The continuation of the lower highs–lower lows formation, a breakdown of short-term moving averages (10- and 20-week EMAs), and a fall below the midline of the Bollinger Bands (since April this year) on the weekly charts all indicate bearish dominance. Further pressure came from a negative MACD crossover with a weakening histogram, while the RSI at 49.50 maintained a bearish crossover.
As a result, if the index breaks the next key support at 24,200 (200-day EMA), a further drop to 24,000 (coinciding with the 50-week EMA) appears likely in the upcoming sessions. However, in the event of a rebound, 24,500 is expected to be the immediate hurdle, followed by 24,750 (10-week EMA), which would be a key resistance level for any potential trend reversal. Experts continue to recommend a sell-on-rise strategy.
The Nifty 50 opened the session lower at 24,544 and remained under pressure throughout. It touched an intraday low of 24,338 before closing at 24,363, down 233 points (0.95 percent), forming a bearish candle on the daily charts. For the week, the index declined 0.82 percent, forming a red candle with an upper shadow, further reinforcing the sell-on-rally approach.
According to Nagaraj Shetti, Senior Technical Research Analyst at HDFC Securities, the underlying trend of Nifty remains weak.
“The next lower levels to be watched are around 24,200–24,000 by next week. However, any pullback up to the 24,500 hurdle could be a sell-on-rise opportunity,” he noted.
Derivative Update
Weekly options data suggest that the Nifty 50 is likely to take support around 24,300, with further downside toward 24,000–23,800 not being ruled out. On the upside, 24,500 remains the key resistance to watch.

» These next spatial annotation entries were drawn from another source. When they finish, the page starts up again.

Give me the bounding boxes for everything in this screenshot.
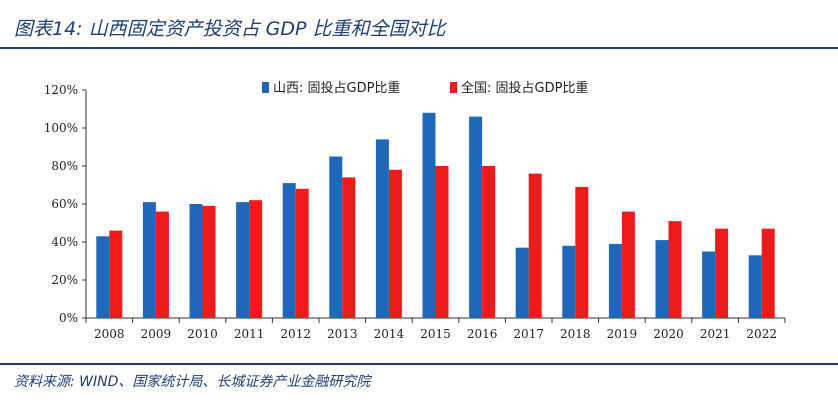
x-tick-label: 2016 [467, 327, 498, 341]
bar-national [388, 169, 402, 318]
x-tick-label: 2009 [141, 327, 172, 341]
bar-national [435, 166, 449, 318]
y-tick-label: 80% [51, 159, 78, 173]
x-tick-label: 2018 [560, 327, 591, 341]
x-tick-label: 2019 [607, 327, 638, 341]
bar-national [715, 228, 729, 318]
bar-shanxi [469, 116, 483, 318]
y-tick-label: 40% [51, 235, 78, 249]
bar-national [528, 173, 542, 318]
legend: 山西: 固投占GDP比重 全国: 固投占GDP比重 [262, 80, 588, 96]
x-tick-label: 2011 [234, 327, 265, 341]
bar-shanxi [282, 183, 296, 318]
bar-national [575, 186, 589, 318]
bar-shanxi [96, 236, 110, 318]
x-tick-label: 2013 [327, 327, 358, 341]
x-tick-label: 2014 [374, 327, 405, 341]
bar-national [482, 166, 496, 318]
bar-chart: 0%20%40%60%80%100%120% 2008 2009 2010 2011 2… [44, 80, 786, 341]
bar-shanxi [142, 202, 156, 318]
x-tick-label: 2015 [420, 327, 451, 341]
bar-national [761, 228, 775, 318]
bar-national [249, 200, 263, 318]
x-tick-label: 2021 [700, 327, 731, 341]
x-tick-label: 2012 [280, 327, 311, 341]
bar-national [155, 211, 169, 318]
bar-shanxi [562, 245, 576, 318]
bar-shanxi [748, 255, 762, 318]
x-tick-label: 2010 [187, 327, 218, 341]
x-tick-label: 2017 [513, 327, 544, 341]
legend-swatch [450, 82, 457, 93]
bar-shanxi [655, 240, 669, 318]
bar-national [202, 205, 216, 318]
source-note: 资料来源: WIND、国家统计局、长城证券产业金融研究院 [14, 374, 371, 390]
bar-shanxi [422, 112, 436, 318]
bar-national [109, 230, 123, 318]
bar-national [668, 221, 682, 318]
bar-national [342, 177, 356, 318]
bar-shanxi [236, 202, 250, 318]
y-tick-label: 0% [59, 311, 78, 325]
bar-national [295, 188, 309, 318]
legend-swatch [262, 82, 269, 93]
source-divider [0, 363, 838, 365]
y-tick-label: 100% [44, 121, 78, 135]
bar-shanxi [702, 251, 716, 318]
bar-shanxi [608, 243, 622, 318]
bars [96, 112, 775, 318]
y-tick-label: 60% [51, 197, 78, 211]
bar-shanxi [515, 247, 529, 318]
x-tick-label: 2020 [653, 327, 684, 341]
x-tick-label: 2022 [746, 327, 777, 341]
y-tick-label: 20% [51, 273, 78, 287]
legend-label: 山西: 固投占GDP比重 [273, 80, 400, 96]
y-tick-label: 120% [44, 83, 78, 97]
bar-shanxi [189, 204, 203, 318]
title-divider [0, 47, 838, 49]
bar-shanxi [375, 139, 389, 318]
x-tick-label: 2008 [94, 327, 125, 341]
legend-label: 全国: 固投占GDP比重 [461, 80, 588, 96]
y-axis-tick-labels: 0% 20% 40% 60% 80% 100% 120% [44, 83, 78, 325]
bar-shanxi [329, 156, 343, 318]
chart-title: 图表14: 山西固定资产投资占 GDP 比重和全国对比 [14, 18, 446, 40]
bar-national [621, 211, 635, 318]
x-axis-tick-labels: 2008 2009 2010 2011 2012 2013 2014 2015 2016 2017… [94, 327, 777, 341]
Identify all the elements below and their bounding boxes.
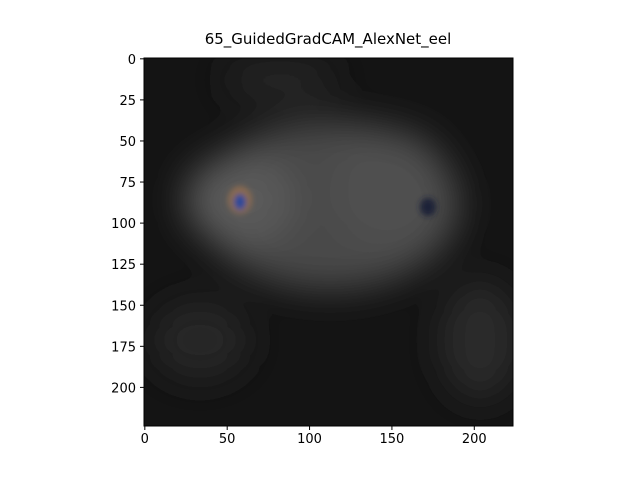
y-tick-label: 150 [111,299,136,314]
axes-frame [143,57,514,427]
x-tick-label: 150 [380,432,405,447]
y-tick-label: 200 [111,381,136,396]
y-tick-label: 125 [111,258,136,273]
y-tick-label: 50 [119,135,136,150]
chart-title: 65_GuidedGradCAM_AlexNet_eel [205,30,452,49]
y-tick-label: 0 [128,53,136,68]
x-tick-label: 50 [219,432,236,447]
y-tick-label: 75 [119,176,136,191]
heatmap-image [144,58,513,426]
y-tick-label: 175 [111,340,136,355]
x-tick-label: 200 [462,432,487,447]
x-tick-label: 0 [141,432,149,447]
y-tick-label: 100 [111,217,136,232]
x-tick-label: 100 [297,432,322,447]
y-tick-label: 25 [119,94,136,109]
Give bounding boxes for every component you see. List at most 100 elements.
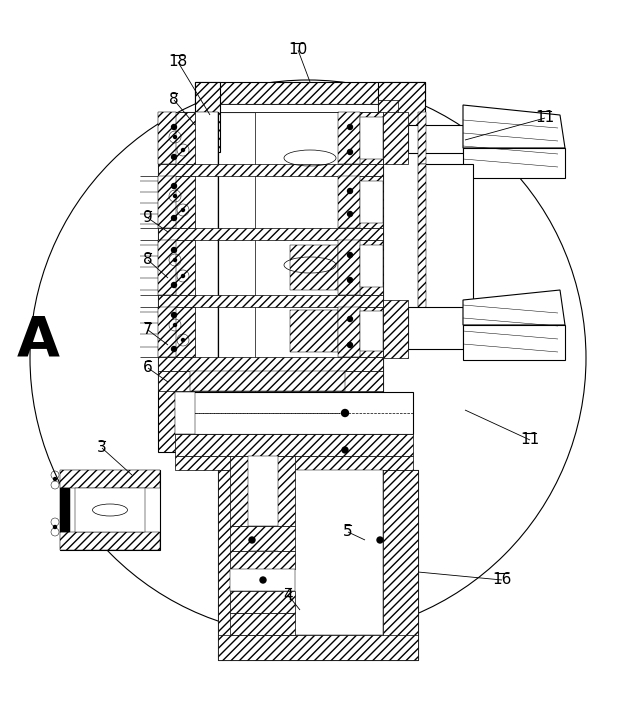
Polygon shape	[463, 290, 565, 325]
Bar	[230, 526, 295, 551]
Bar	[158, 176, 176, 228]
Circle shape	[342, 447, 348, 453]
Text: 10: 10	[288, 43, 308, 58]
Bar	[360, 245, 383, 287]
Bar	[418, 112, 426, 164]
Circle shape	[260, 577, 266, 583]
Circle shape	[249, 537, 255, 543]
Bar	[158, 112, 195, 164]
Bar	[218, 470, 253, 660]
Bar	[158, 112, 176, 164]
Bar	[290, 245, 338, 290]
Circle shape	[172, 155, 177, 159]
Bar	[360, 117, 383, 159]
Bar	[158, 240, 195, 295]
Bar	[158, 240, 176, 295]
Circle shape	[54, 525, 57, 528]
Polygon shape	[463, 105, 565, 148]
Bar	[338, 307, 383, 357]
Circle shape	[54, 478, 57, 481]
Bar	[338, 240, 383, 295]
Bar	[338, 176, 360, 228]
Bar	[338, 240, 360, 295]
Circle shape	[377, 537, 383, 543]
Bar	[230, 569, 295, 591]
Bar	[338, 112, 360, 164]
Bar	[383, 300, 408, 358]
Bar	[158, 371, 383, 391]
Circle shape	[172, 216, 177, 221]
Bar	[253, 470, 383, 635]
Circle shape	[173, 323, 177, 327]
Bar	[195, 82, 220, 152]
Bar	[195, 82, 425, 104]
Polygon shape	[463, 148, 565, 178]
Text: 3: 3	[97, 441, 107, 456]
Bar	[418, 164, 473, 314]
Circle shape	[348, 125, 353, 130]
Circle shape	[341, 409, 348, 417]
Bar	[218, 635, 418, 660]
Bar	[175, 456, 413, 470]
Bar	[248, 551, 278, 591]
Bar	[158, 228, 383, 240]
Bar	[383, 112, 408, 164]
Bar	[158, 307, 195, 357]
Bar	[218, 112, 383, 452]
Circle shape	[348, 211, 353, 216]
Text: 18: 18	[168, 55, 188, 70]
Bar	[175, 434, 413, 456]
Text: 8: 8	[169, 93, 179, 108]
Bar	[290, 310, 338, 352]
Bar	[175, 392, 413, 434]
Bar	[338, 112, 383, 164]
Circle shape	[172, 184, 177, 189]
Text: 4: 4	[283, 587, 293, 602]
Bar	[378, 82, 425, 140]
Bar	[158, 164, 383, 176]
Bar	[360, 181, 383, 223]
Bar	[218, 470, 418, 660]
Bar	[60, 488, 70, 532]
Text: 7: 7	[143, 323, 153, 337]
Bar	[230, 551, 295, 569]
Bar	[408, 125, 463, 153]
Bar	[338, 176, 383, 228]
Bar	[248, 456, 278, 526]
Circle shape	[172, 283, 177, 288]
Circle shape	[173, 194, 177, 197]
Bar	[338, 307, 360, 357]
Circle shape	[348, 150, 353, 155]
Ellipse shape	[92, 504, 127, 516]
Bar	[218, 104, 403, 112]
Bar	[158, 295, 383, 307]
Bar	[190, 371, 345, 391]
Circle shape	[172, 125, 177, 130]
Circle shape	[182, 275, 185, 278]
Circle shape	[348, 189, 353, 194]
Text: 11: 11	[535, 110, 555, 125]
Bar	[60, 470, 160, 550]
Bar	[230, 591, 295, 613]
Bar	[383, 470, 418, 660]
Circle shape	[173, 258, 177, 261]
Text: A: A	[16, 313, 59, 367]
Circle shape	[182, 149, 185, 152]
Bar	[195, 112, 218, 452]
Polygon shape	[175, 392, 195, 434]
Polygon shape	[463, 325, 565, 360]
Text: 8: 8	[143, 253, 153, 268]
Text: 16: 16	[492, 572, 512, 587]
Circle shape	[173, 135, 177, 139]
Bar	[230, 613, 295, 635]
Circle shape	[348, 253, 353, 258]
Bar	[158, 357, 383, 371]
Circle shape	[172, 347, 177, 352]
Circle shape	[182, 209, 185, 211]
Bar	[255, 112, 340, 452]
Bar	[60, 470, 160, 488]
Circle shape	[348, 278, 353, 283]
Text: 6: 6	[143, 360, 153, 375]
Text: 9: 9	[143, 211, 153, 226]
Bar	[158, 112, 218, 452]
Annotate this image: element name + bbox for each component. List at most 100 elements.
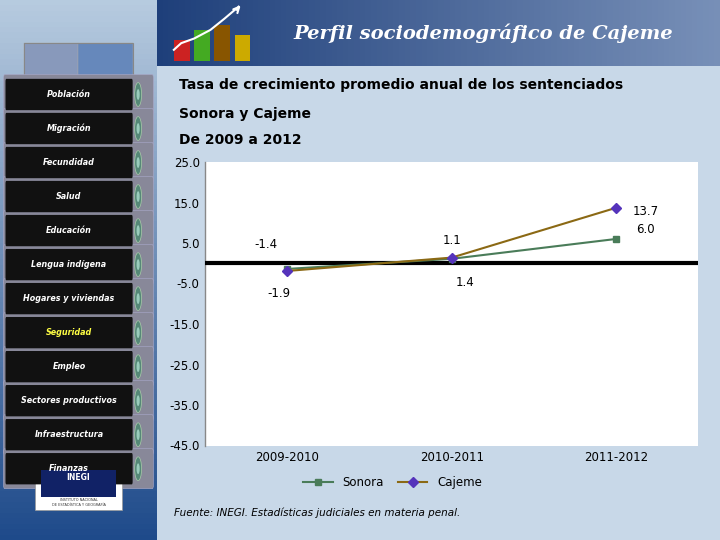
Circle shape [137,327,140,338]
FancyBboxPatch shape [6,283,132,314]
Bar [0,16,157,22]
Bar [0,437,157,443]
Bar [714,0,720,66]
Bar [309,0,315,66]
Bar [0,135,157,140]
Bar [0,49,157,54]
Bar [0,0,157,5]
Bar [0,275,157,281]
Text: 6.0: 6.0 [636,222,655,235]
Text: Lengua indígena: Lengua indígena [32,260,107,269]
Text: Migración: Migración [47,124,91,133]
Circle shape [137,361,140,372]
Bar [0,140,157,146]
Bar [0,38,157,43]
Bar [636,0,642,66]
Bar [698,0,703,66]
Bar [225,0,230,66]
Circle shape [135,83,142,106]
Bar [326,0,331,66]
Circle shape [135,287,142,310]
Bar [0,443,157,448]
Bar [0,410,157,416]
Bar [472,0,478,66]
Bar [0,248,157,254]
Bar [343,0,348,66]
Bar [0,227,157,232]
Bar [692,0,698,66]
Circle shape [135,423,142,447]
Text: Salud: Salud [56,192,82,201]
Bar [0,448,157,454]
Text: 13.7: 13.7 [633,205,659,218]
Bar [388,0,393,66]
Bar [596,0,602,66]
Cajeme [283,268,292,274]
Bar [0,324,157,329]
Bar [0,362,157,367]
Text: Fuente: INEGI. Estadísticas judiciales en materia penal.: Fuente: INEGI. Estadísticas judiciales e… [174,508,460,518]
FancyBboxPatch shape [4,75,153,114]
Bar [500,0,506,66]
Bar [0,394,157,400]
Bar [0,254,157,259]
Circle shape [137,123,140,134]
Text: Hogares y viviendas: Hogares y viviendas [24,294,114,303]
Bar [523,0,528,66]
Text: Educación: Educación [46,226,92,235]
Bar [0,335,157,340]
Bar [315,0,320,66]
Bar [0,76,157,81]
Bar [24,43,133,113]
Bar [427,0,433,66]
Bar [0,130,157,135]
Text: -1.9: -1.9 [268,287,291,300]
Bar [512,0,517,66]
Bar [0,508,157,513]
Bar [0,265,157,270]
Bar [292,0,298,66]
FancyBboxPatch shape [6,453,132,484]
Bar [298,0,303,66]
Circle shape [137,89,140,100]
Bar [602,0,608,66]
Bar [241,0,247,66]
Sonora [447,255,456,262]
Bar [0,5,157,11]
Bar [0,70,157,76]
FancyBboxPatch shape [4,279,153,319]
FancyBboxPatch shape [6,249,132,280]
FancyBboxPatch shape [6,113,132,144]
Bar [331,0,337,66]
Bar [247,0,253,66]
Bar [0,481,157,486]
Bar [0,205,157,211]
Bar [0,184,157,189]
Circle shape [135,151,142,174]
Bar [0,427,157,432]
FancyBboxPatch shape [4,381,153,421]
Bar [0,475,157,481]
Bar [0,194,157,200]
Bar [0,313,157,319]
Circle shape [137,225,140,236]
Bar [422,0,427,66]
Bar [0,367,157,373]
Bar [348,0,354,66]
FancyBboxPatch shape [6,181,132,212]
Bar [624,0,630,66]
Bar [0,346,157,351]
Bar [0,529,157,535]
Bar [207,0,213,66]
Bar [24,43,78,78]
Bar [0,65,157,70]
Bar [185,0,191,66]
Bar [235,0,241,66]
Bar [450,0,455,66]
Circle shape [135,185,142,208]
Bar [686,0,692,66]
Bar [179,0,185,66]
Circle shape [135,253,142,276]
Bar [0,524,157,529]
Circle shape [137,157,140,168]
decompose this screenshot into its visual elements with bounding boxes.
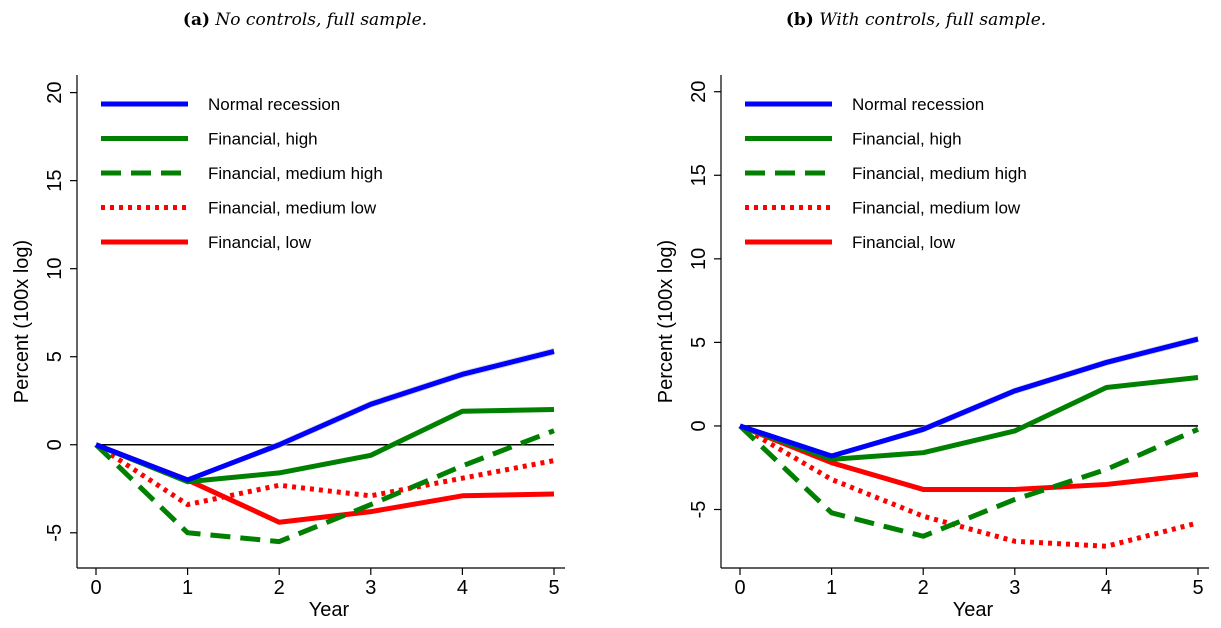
x-axis-label: Year <box>309 599 350 621</box>
x-tick-label: 5 <box>548 577 559 599</box>
legend-label: Normal recession <box>852 95 984 114</box>
legend-label: Financial, medium high <box>208 164 383 183</box>
x-tick-label: 0 <box>734 577 745 599</box>
y-tick-label: 20 <box>44 81 66 103</box>
line-chart-b: -5 0 5 10 15 20 0 1 2 3 4 5 Year Percent (100x log) No… <box>655 75 1209 621</box>
y-tick-label: -5 <box>688 501 710 519</box>
legend-label: Financial, low <box>852 233 956 252</box>
x-tick-label: 2 <box>274 577 285 599</box>
series-line <box>95 349 555 483</box>
y-tick-label: 10 <box>44 258 66 280</box>
panel-a: (a) No controls, full sample. -5 0 5 10 15 20… <box>0 0 610 628</box>
panel-b: (b) With controls, full sample. -5 0 5 10 15… <box>611 0 1221 628</box>
series-line <box>738 423 1199 549</box>
caption-label: (b) <box>785 10 814 30</box>
x-axis-label: Year <box>953 599 994 621</box>
x-tick-label: 3 <box>1009 577 1020 599</box>
legend-label: Financial, high <box>208 130 318 149</box>
y-tick-label: 5 <box>44 351 66 362</box>
series-line <box>739 374 1199 462</box>
legend-label: Financial, low <box>208 233 312 252</box>
line-chart-a: -5 0 5 10 15 20 0 1 2 3 4 5 Year Percent (100x log) No… <box>11 75 565 621</box>
series-line <box>739 336 1199 459</box>
y-tick-label: 5 <box>688 337 710 348</box>
y-tick-label: 20 <box>688 81 710 103</box>
y-axis-label: Percent (100x log) <box>11 240 33 403</box>
x-tick-label: 0 <box>90 577 101 599</box>
caption-label: (a) <box>182 10 211 30</box>
panel-caption: (a) No controls, full sample. <box>0 10 610 30</box>
panel-caption: (b) With controls, full sample. <box>611 10 1221 30</box>
y-tick-label: 15 <box>688 164 710 186</box>
x-tick-label: 3 <box>365 577 376 599</box>
x-tick-label: 4 <box>457 577 468 599</box>
legend-label: Normal recession <box>208 95 340 114</box>
legend-label: Financial, high <box>852 130 962 149</box>
legend-label: Financial, medium low <box>852 199 1021 218</box>
caption-text: No controls, full sample. <box>215 10 428 30</box>
series-line <box>94 442 555 508</box>
x-tick-label: 1 <box>826 577 837 599</box>
y-axis-label: Percent (100x log) <box>655 240 677 403</box>
x-tick-label: 2 <box>918 577 929 599</box>
y-tick-label: 10 <box>688 248 710 270</box>
caption-text: With controls, full sample. <box>819 10 1047 30</box>
series-line <box>738 424 1200 539</box>
x-tick-label: 1 <box>182 577 193 599</box>
y-tick-label: 0 <box>688 420 710 431</box>
series-line <box>739 423 1199 492</box>
x-tick-label: 4 <box>1101 577 1112 599</box>
y-tick-label: -5 <box>44 524 66 542</box>
x-tick-label: 5 <box>1192 577 1203 599</box>
y-tick-label: 15 <box>44 170 66 192</box>
legend-label: Financial, medium low <box>208 199 377 218</box>
y-tick-label: 0 <box>44 439 66 450</box>
legend-label: Financial, medium high <box>852 164 1027 183</box>
series-line <box>94 428 555 545</box>
confidence-band <box>740 335 1198 458</box>
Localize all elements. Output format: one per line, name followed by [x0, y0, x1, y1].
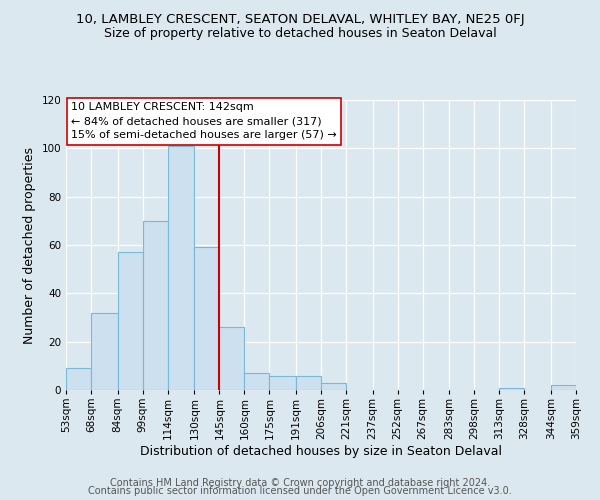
X-axis label: Distribution of detached houses by size in Seaton Delaval: Distribution of detached houses by size … [140, 444, 502, 458]
Bar [66, 368, 91, 390]
Bar [296, 376, 321, 390]
Bar [91, 312, 118, 390]
Bar [167, 146, 194, 390]
Bar [551, 385, 576, 390]
Text: Contains public sector information licensed under the Open Government Licence v3: Contains public sector information licen… [88, 486, 512, 496]
Bar [118, 252, 143, 390]
Bar [143, 221, 167, 390]
Bar [321, 383, 346, 390]
Bar [244, 373, 269, 390]
Text: Contains HM Land Registry data © Crown copyright and database right 2024.: Contains HM Land Registry data © Crown c… [110, 478, 490, 488]
Bar [269, 376, 296, 390]
Text: 10, LAMBLEY CRESCENT, SEATON DELAVAL, WHITLEY BAY, NE25 0FJ: 10, LAMBLEY CRESCENT, SEATON DELAVAL, WH… [76, 12, 524, 26]
Bar [499, 388, 524, 390]
Bar [220, 327, 244, 390]
Text: 10 LAMBLEY CRESCENT: 142sqm
← 84% of detached houses are smaller (317)
15% of se: 10 LAMBLEY CRESCENT: 142sqm ← 84% of det… [71, 102, 337, 141]
Y-axis label: Number of detached properties: Number of detached properties [23, 146, 36, 344]
Bar [194, 248, 220, 390]
Text: Size of property relative to detached houses in Seaton Delaval: Size of property relative to detached ho… [104, 28, 496, 40]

On the Call side, the 25,000 strike holds the highest open interest, followed by 24,500 and 24,600. Maximum Call writing was seen at the 24,500 strike, followed by 24,600 and 25,000.
On the Put side, the 24,000 strike saw the highest open interest, followed by 24,500 and 24,300. The most Put writing occurred at the 24,300 strike, followed by 24,000 and 23,800.
Bank Nifty
The Bank Nifty also remained trapped in a bearish zone, falling 516 points (0.93 percent) to close at 55,005, forming a bearish candle that engulfed the previous day's green candle, signaling a negative outlook ahead.
The banking index tested the 100-day EMA (54,937) and the lower Bollinger Band intraday. On the weekly chart, it declined 1.1 percent, closing below the midline of the Bollinger Bands and forming a bearish candle.
Looking ahead, Sudeep Shah, Head – Technical Research and Derivatives at SBI Securities, said, “The 100-day EMA zone of 54,950–54,850 will be a critical support area. A sustained move below 54,850 could intensify the downtrend, opening the door for a decline toward the 54,000–53,900 support zone.”
On the upside, any recovery is expected to face resistance near 55,700–55,800, which now acts as a key hurdle for the bulls.
India VIX
The India VIX, a gauge of market fear, rose for the second consecutive week, moving in the 12.63–10.66 range. It increased by 0.48 percent during the week to 12.03, indicating a slightly cautious sentiment among the bulls.